Stephanie Romero, executive director of Awaken Pittsburgh, which provides mindfulness education to students, educators, social service, public safety professionals and others, said her organization has integrated Parenting While Black into its Mindfulness Connections for Families initiative, which supports Black families in the Hill District and Homewood neighborhoods, as well as a collaboration with the Clairton School District, engaging families to strengthen social-emotional skills and support the school success of elementary-aged children.
One parent participant commented about the program in a post-training focus group, “It helped me slow down and not just instantly react…(I) think about what I’m going to say before I say it, instead of just reacting helped a lot. ”
Other places that have piloted the curriculum include Clairton School District, Neighborhood Academy, Bible Center Church, Macedonia Family and Community Enrichment Center, and Homewood Children’s Village.
“Over the last two years, we’ve worked closely with Dr. Huguley and the Parent Heart team to provide parallel programming for parents and children during our family nights. Through this partnership, we’ve served more than 80 families. Their programming has opened parents’ eyes to new approaches and created a real sense of community. Kids now have a space to talk about their unique struggles in ways they might not have elsewhere. It’s been truly impactful for everyone involved,” said Walter Lewis, president and CEO of Homewood Children’s Village, a nonprofit seeking to break down barriers to economic success in PIttsburgh’s Homewood neighborhood.
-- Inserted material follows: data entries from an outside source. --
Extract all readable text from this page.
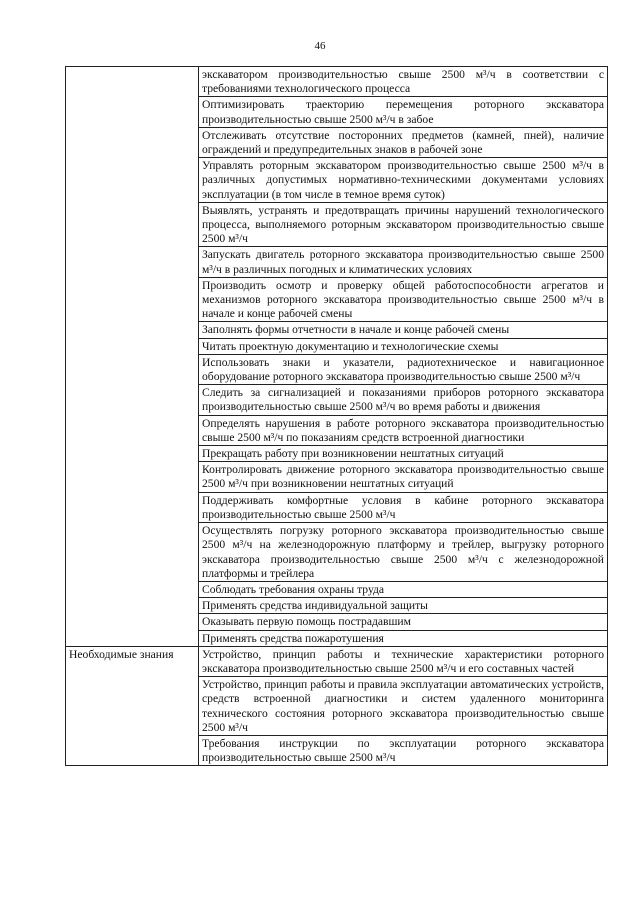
46
	экскаватором производительностью свыше 2500 м³/ч в соответствии с требованиями технологического процесса
	Оптимизировать траекторию перемещения роторного экскаватора производительностью свыше 2500 м³/ч в забое
	Отслеживать отсутствие посторонних предметов (камней, пней), наличие ограждений и предупредительных знаков в рабочей зоне
	Управлять роторным экскаватором производительностью свыше 2500 м³/ч в различных допустимых нормативно-техническими документами условиях эксплуатации (в том числе в темное время суток)
	Выявлять, устранять и предотвращать причины нарушений технологического процесса, выполняемого роторным экскаватором производительностью свыше 2500 м³/ч
	Запускать двигатель роторного экскаватора производительностью свыше 2500 м³/ч в различных погодных и климатических условиях
	Производить осмотр и проверку общей работоспособности агрегатов и механизмов роторного экскаватора производительностью свыше 2500 м³/ч в начале и конце рабочей смены
	Заполнять формы отчетности в начале и конце рабочей смены
	Читать проектную документацию и технологические схемы
	Использовать знаки и указатели, радиотехническое и навигационное оборудование роторного экскаватора производительностью свыше 2500 м³/ч
	Следить за сигнализацией и показаниями приборов роторного экскаватора производительностью свыше 2500 м³/ч во время работы и движения
	Определять нарушения в работе роторного экскаватора производительностью свыше 2500 м³/ч по показаниям средств встроенной диагностики
	Прекращать работу при возникновении нештатных ситуаций
	Контролировать движение роторного экскаватора производительностью свыше 2500 м³/ч при возникновении нештатных ситуаций
	Поддерживать комфортные условия в кабине роторного экскаватора производительностью свыше 2500 м³/ч
	Осуществлять погрузку роторного экскаватора производительностью свыше 2500 м³/ч на железнодорожную платформу и трейлер, выгрузку роторного экскаватора производительностью свыше 2500 м³/ч с железнодорожной платформы и трейлера
	Соблюдать требования охраны труда
	Применять средства индивидуальной защиты
	Оказывать первую помощь пострадавшим
	Применять средства пожаротушения
Необходимые знания	Устройство, принцип работы и технические характеристики роторного экскаватора производительностью свыше 2500 м³/ч и его составных частей
	Устройство, принцип работы и правила эксплуатации автоматических устройств, средств встроенной диагностики и систем удаленного мониторинга технического состояния роторного экскаватора производительностью свыше 2500 м³/ч
	Требования инструкции по эксплуатации роторного экскаватора производительностью свыше 2500 м³/ч
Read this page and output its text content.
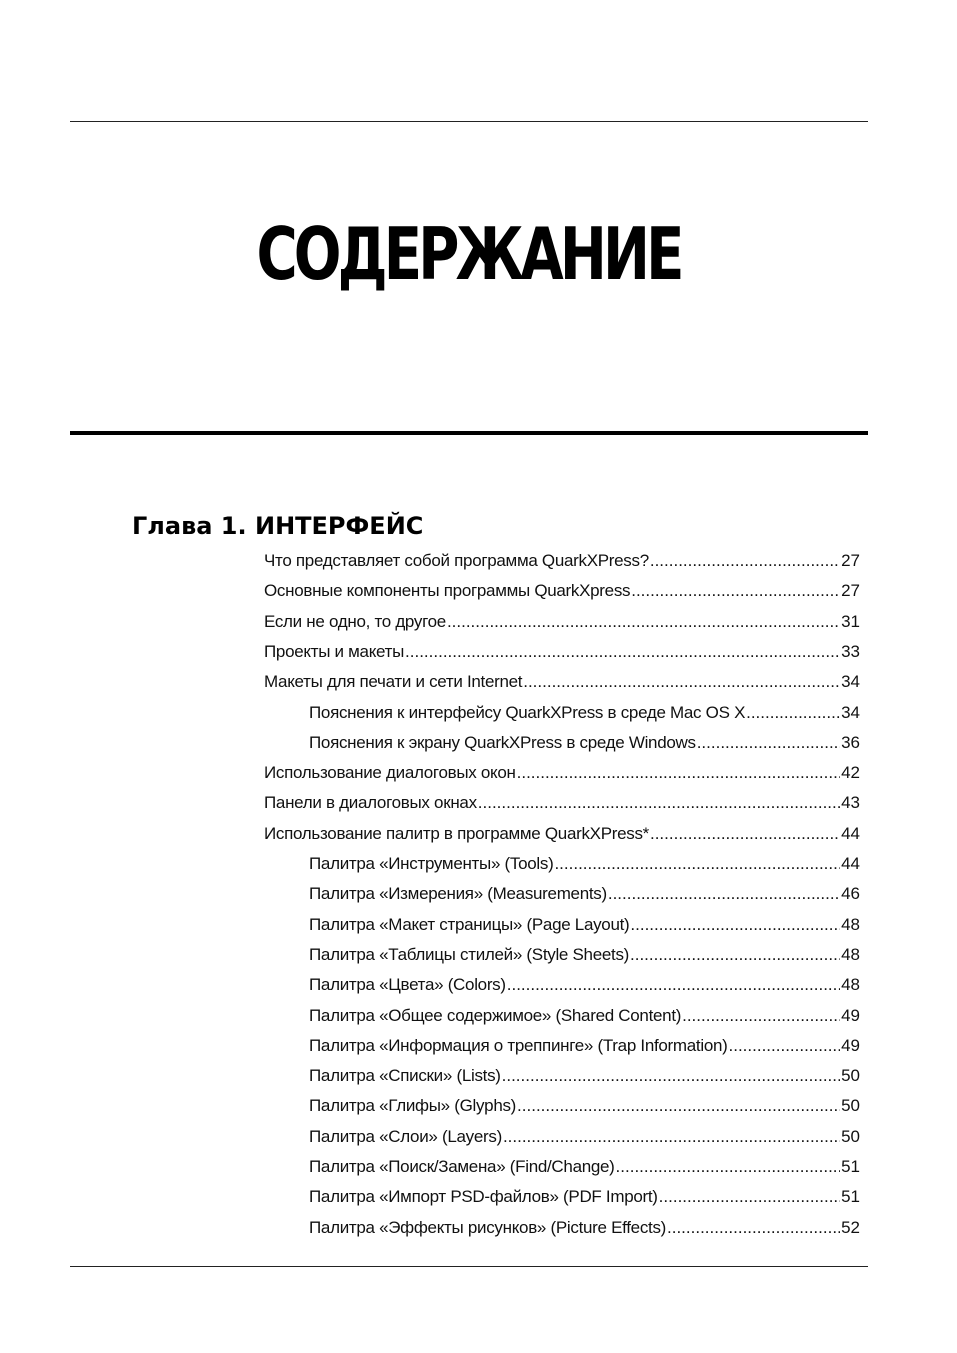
СОДЕРЖАНИЕ
Глава 1. ИНТЕРФЕЙС
Что представляет собой программа QuarkXPress? .....	27
Основные компоненты программы QuarkXpress .....	27
Если не одно, то другое .....	31
Проекты и макеты .....	33
Макеты для печати и сети Internet .....	34
Пояснения к интерфейсу QuarkXPress в среде Mac OS X .....	34
Пояснения к экрану QuarkXPress в среде Windows .....	36
Использование диалоговых окон .....	42
Панели в диалоговых окнах .....	43
Использование палитр в программе QuarkXPress* .....	44
Палитра «Инструменты» (Tools) .....	44
Палитра «Измерения» (Measurements) .....	46
Палитра «Макет страницы» (Page Layout) .....	48
Палитра «Таблицы стилей» (Style Sheets) .....	48
Палитра «Цвета» (Colors) .....	48
Палитра «Общее содержимое» (Shared Content) .....	49
Палитра «Информация о треппинге» (Trap Information) .....	49
Палитра «Списки» (Lists) .....	50
Палитра «Глифы» (Glyphs) .....	50
Палитра «Слои» (Layers) .....	50
Палитра «Поиск/Замена» (Find/Change) .....	51
Палитра «Импорт PSD-файлов» (PDF Import) .....	51
Палитра «Эффекты рисунков» (Picture Effects) .....	52
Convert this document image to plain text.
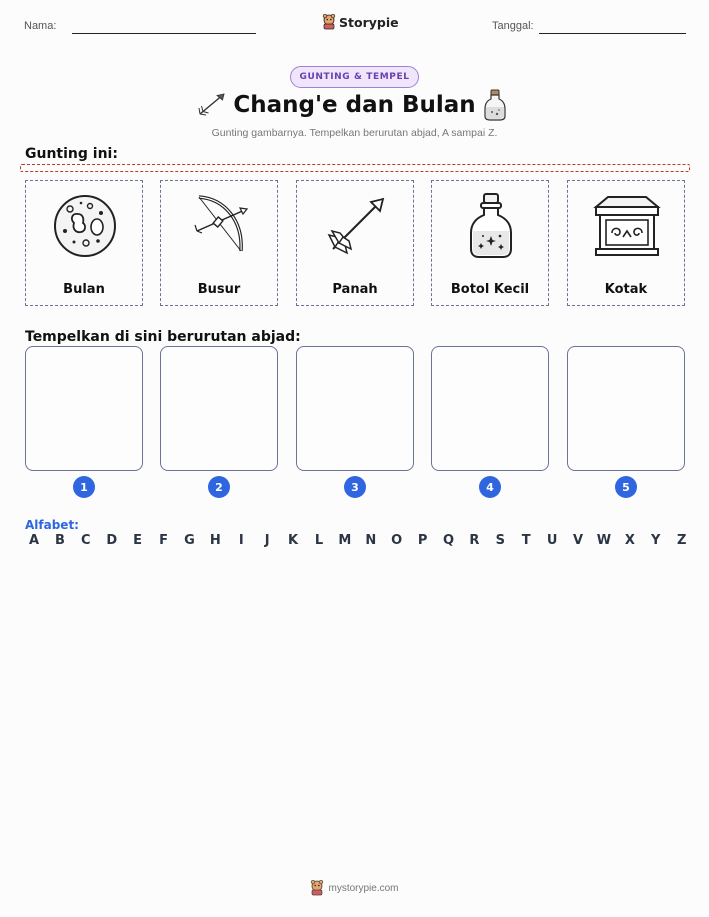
Nama:	Storypie	Tanggal:
GUNTING & TEMPEL
Chang'e dan Bulan
Gunting gambarnya. Tempelkan berurutan abjad, A sampai Z.
Gunting ini:
Bulan	Busur	Panah	Botol Kecil	Kotak
Tempelkan di sini berurutan abjad:
1	2	3	4	5
Alfabet:
A B C D E F G H	I	J	K L M N O P Q R S T U V W X Y Z
mystorypie.com
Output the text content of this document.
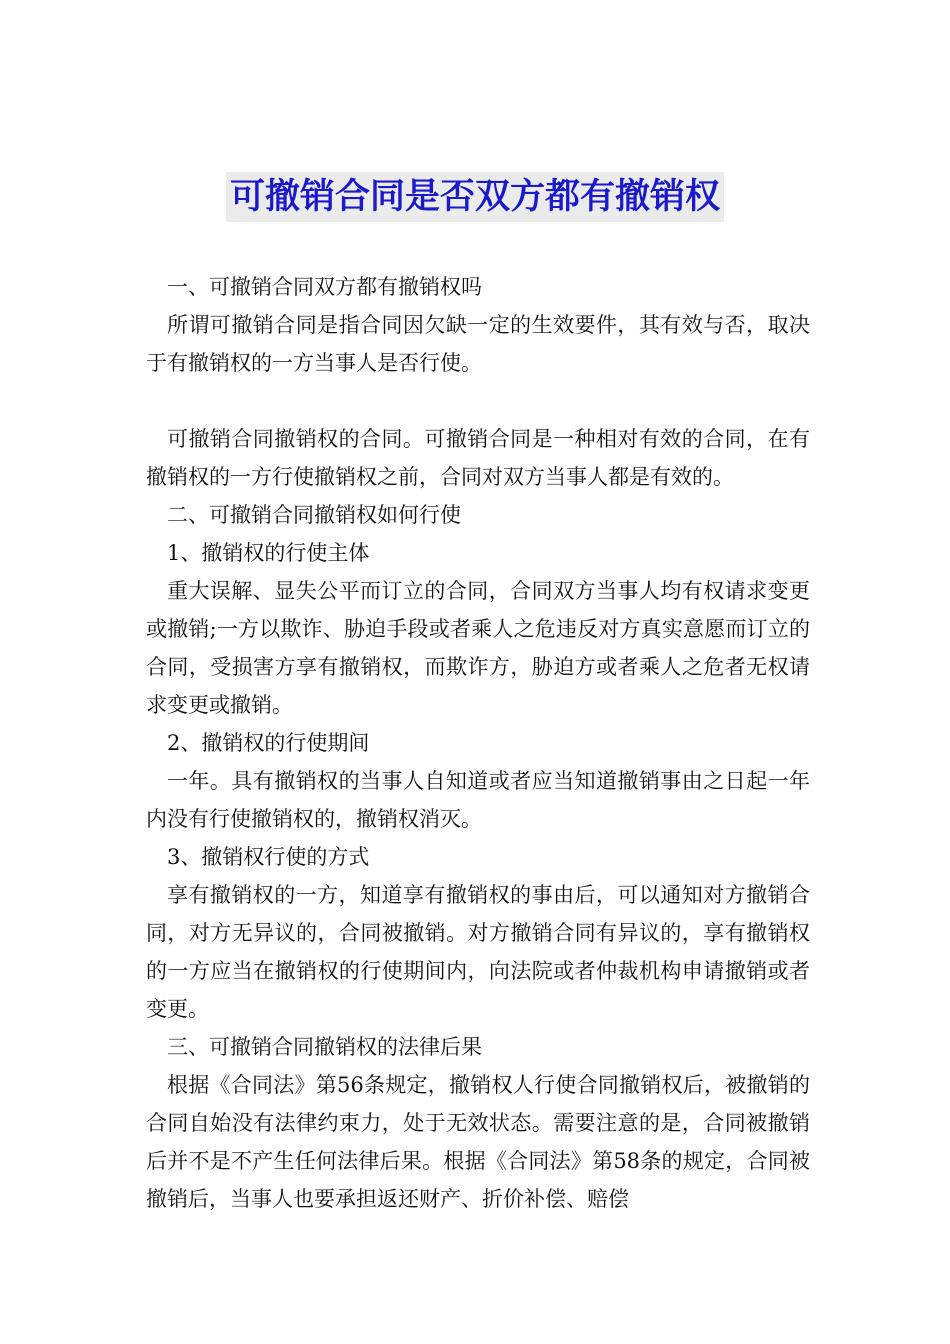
可撤销合同是否双方都有撤销权

一、可撤销合同双方都有撤销权吗

所谓可撤销合同是指合同因欠缺一定的生效要件，其有效与否，取决于有撤销权的一方当事人是否行使。

可撤销合同撤销权的合同。可撤销合同是一种相对有效的合同，在有撤销权的一方行使撤销权之前，合同对双方当事人都是有效的。

二、可撤销合同撤销权如何行使

1、撤销权的行使主体

重大误解、显失公平而订立的合同，合同双方当事人均有权请求变更或撤销;一方以欺诈、胁迫手段或者乘人之危违反对方真实意愿而订立的合同，受损害方享有撤销权，而欺诈方，胁迫方或者乘人之危者无权请求变更或撤销。

2、撤销权的行使期间

一年。具有撤销权的当事人自知道或者应当知道撤销事由之日起一年内没有行使撤销权的，撤销权消灭。

3、撤销权行使的方式

享有撤销权的一方，知道享有撤销权的事由后，可以通知对方撤销合同，对方无异议的，合同被撤销。对方撤销合同有异议的，享有撤销权的一方应当在撤销权的行使期间内，向法院或者仲裁机构申请撤销或者变更。

三、可撤销合同撤销权的法律后果

根据《合同法》第56条规定，撤销权人行使合同撤销权后，被撤销的合同自始没有法律约束力，处于无效状态。需要注意的是，合同被撤销后并不是不产生任何法律后果。根据《合同法》第58条的规定，合同被撤销后，当事人也要承担返还财产、折价补偿、赔偿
Finding the Strength to Persevere
Almost all entrepreneurial journeys have days when it feels like they have reached the end of the road.
“I have those moments with some regularity,” Huguley admitted.
What allows him to push through in those times of doubt and despair is the unrelenting passion he feels to make an impact.
“It’s daunting, but with the risk comes excitement,” he said. “It’s very mission-driven. Helping parents attain the tools to be successful, no matter the challenges they are facing, that’s exciting and meaningful work.”
In addition to the OIE staff, Huguley said his department has been gracious in allowing him to reduce his academic load this year as he devotes more time to his company. He also credits his faith and his support network of friends and colleagues who have encouraged him, along with his wife, who he said is “willing to take these risks with me.”
“I’m giving this the full effort and wherever it goes, I’ll be glad to look back and say I didn’t hold anything back,” he said.
Huguley said he encourages his colleagues in the social sciences to explore the commercial potential of their research. He said some find the idea of a profit motive distasteful, but he said in many cases, the commercial market is the most efficient and cost-effective way to reach people who can benefit from social science research.
“Much of the research we do doesn’t make it to a general audience,” he said. “We too often write for publications that only other researchers read. (Commercialization) is an opportunity to expand what our impact can be.”
“Commercialization is a standard pathway in the physical and medical sciences. I think there is a way if we can communicate similar pathways for faculty in disciplines like social work and in education, so that they can expand their reach and impact in a way that is sustainable for their work. Foundation and government support can change or shift, so commercial translation can be a more enduring model.”